Habitually BuDG is floating on water... not at the bottom.
Since every acid we use is heavier than water, I don't see how it could be the lower layer :?:


----------



## aflacglobal (Jul 23, 2007)

Difference between specific gravity and relative density


Relative density is a dimensionless ratio of the densities of two materials. The term specific gravity is similar, except that the reference material is water. Relative density can help quantify the buoyancy between two materials

Specific gravity is a special case of relative density. While specific gravity has a reference density of water, relative density can have any reference density that is used. It is best to specify the reference material when using relative density.

Which states "the relative density of the object with respect to the reference material".

While relative density will not change as long as consistent units are maintained, the relative density is relative to its reference. The relative density of an object relative to mercury, is different than the relative density with respect to water (specific gravity).
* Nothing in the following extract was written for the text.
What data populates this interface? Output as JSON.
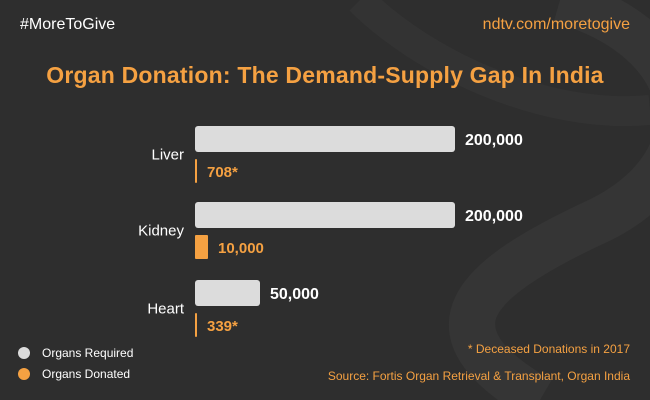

Taking the relative density with respect to alcohol, water has a specific gravity of 1.2, and the iron has a specific gravity of 10.

Taking the relative density relative to water, the numbers would be .78, 1, and 7.9. 
With respect to iron, the numbers are .1, .12, and 1. These are all correct relative densities, however it is with different reference points.

:?:


----------



## steveonmars (Sep 24, 2008)

What is BuDG?

Steve


----------



## lazersteve (Sep 24, 2008)

Steve,

It's butyl diglyme; aka: BDG, DBC, dibutyl carbitol etc

Steve


----------



## NobleMetalsRecovery (Sep 24, 2008)

Normally you have 2 layers. HCL on the bottom, BDG on top. If you load the BDG with enough gold, it will sink. Now you have BDG on the bottom, and HCL on top. Now if you add some fresh BDG, it will float on top of the HCL. So you now have 3 layers. BDG on top, no gold in it, HCL in the middle, and BDG on the bottom, lots of gold in it.


----------



## Noxx (Sep 25, 2008)

Haha I didn't know that. The patent states that the gold concentration in DBC should be adjusted to 50g/L. It does not sink at that concentration.


----------



## Lou (Sep 25, 2008)

Just curious Noxx, what is your procedure for using BDG?


----------



## Noxx (Sep 25, 2008)

What do you mean by what is my procedure ? Do you want me to describe the whole process ?
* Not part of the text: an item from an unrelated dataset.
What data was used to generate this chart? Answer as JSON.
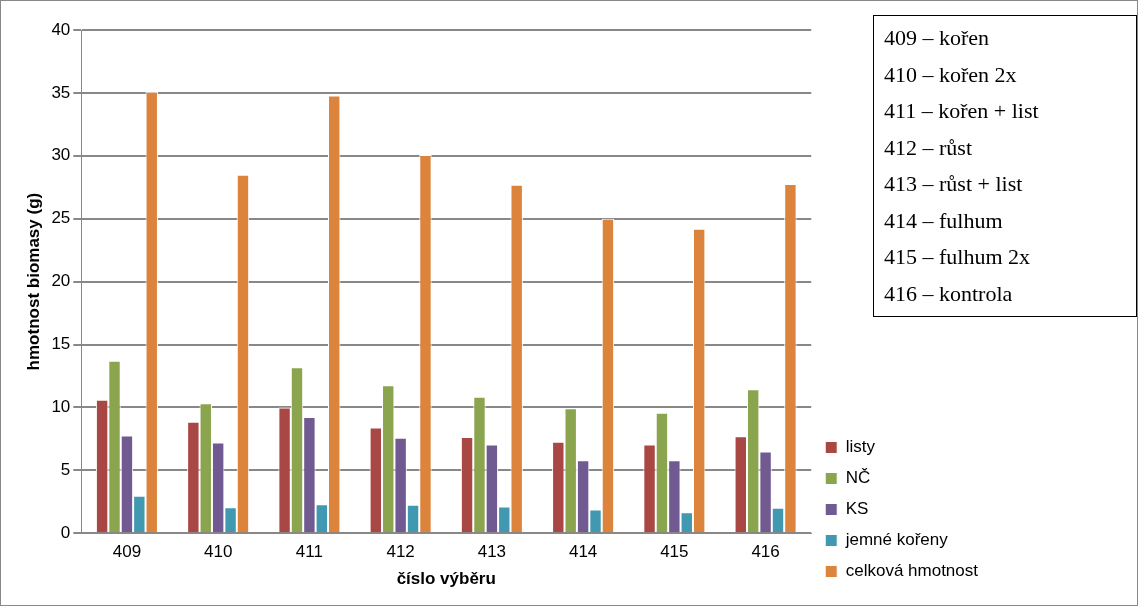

I don't mind doing it, it would just be long.


----------



## goldsilverpro (Sep 25, 2008)

It would be great, Noxx, if you can find the time.


----------



## NobleMetalsRecovery (Sep 25, 2008)

The whole procedure is available on the Website of the manufacturer. If you want, I will locate it.


----------



## Lou (Sep 25, 2008)

That would be nice as well, but I am very interested in what Noxx is doing.


----------



## goldsilverpro (Sep 25, 2008)

Me, too.


----------



## Noxx (Sep 25, 2008)

Oh well, then give me some time and I will...


----------



## Irons (Oct 3, 2008)

goldsilverpro said:


> Noble Metals, have you thought of a reason, in academic fashion, why there would be 3 layers? Doesn't make much sense to me.



The specific gravity of the BDG increases as it takes up Gold to the point where an inversion takes place and the loaded BDG sinks to the bottom. If you don't stir the BDG, the solvent in contact with the leach will load up and droplets will begin to sink through the leach and collect on the bottom.
You have to be careful not to agitate it too much or an emulsion will form and both Gold and BDG will remain in the leach. I found that bubbling air from the bottom provides sufficient agitation.

The technical literature from the manufacturers covers this.


----------



## Platdigger (Oct 3, 2008)

Irons!

good to see you posting again man
Randy


----------



## Irons (Oct 3, 2008)

Platdigger said:


> Irons!
> 
> good to see you posting again man
> Randy



Still not feeling up to snuff. I'm getting there.

Relative density is probably a better descriptor now that I think about it.

You can also recirculate BDG into the bottom of the leach and the droplets will pick up Gold as they rise to the top. This is the same concept as a counter-current, continuous flow system where the leach enters the top of a column and flows downward and the BDG is recirculated from the bottom and rises to the top where it is extracted.

Working with solvent extraction is as much of an art as a science.


----------



## Noxx (Oct 3, 2008)

Phase inversion happens when you load BDG with gold in a concentration higher than 120g/L



> Working with solvent extraction is as much of an art as a science.



Chemistry is a sort of an art...


----------



## Lou (Oct 3, 2008)

As for it being an art, damn right it is Irons! And this is just for gold--there are other SX systems... Let me tell you that an emulsion is a royal pain to deal with unless you have a lot of time, or a lot of ammonium chloride/sulfate to salt it out with; as far as I'm concerned, liquid-to-liquid is the way to go.


Let me know if/when you want to do that drum deal.


----------



## NobleMetalsRecovery (Oct 4, 2008)

Solvent Extraction using Ferro Chemical Butyl Diglyme

Ferro’s BUTYL DIGLYME is very selective in removing gold from various anode slimes using highly effective solvent extraction techniques. The discussion below is a very brief summary of the gold extraction process using Ferro BUTYL DIGLYME. For a complete brochure, please contact Ferro Customer Service at (800) 321-9942

NOTE:If you contact them they can email you a brochure with complete instructions.


----------



## Irons (Oct 4, 2008)

Noxx said:


> Phase inversion happens when you load BDG with gold in a concentration higher than 120g/L
> 
> 
> 
> ...



It's like the difference between an artist and a painter.

Anybody can buy paint.


----------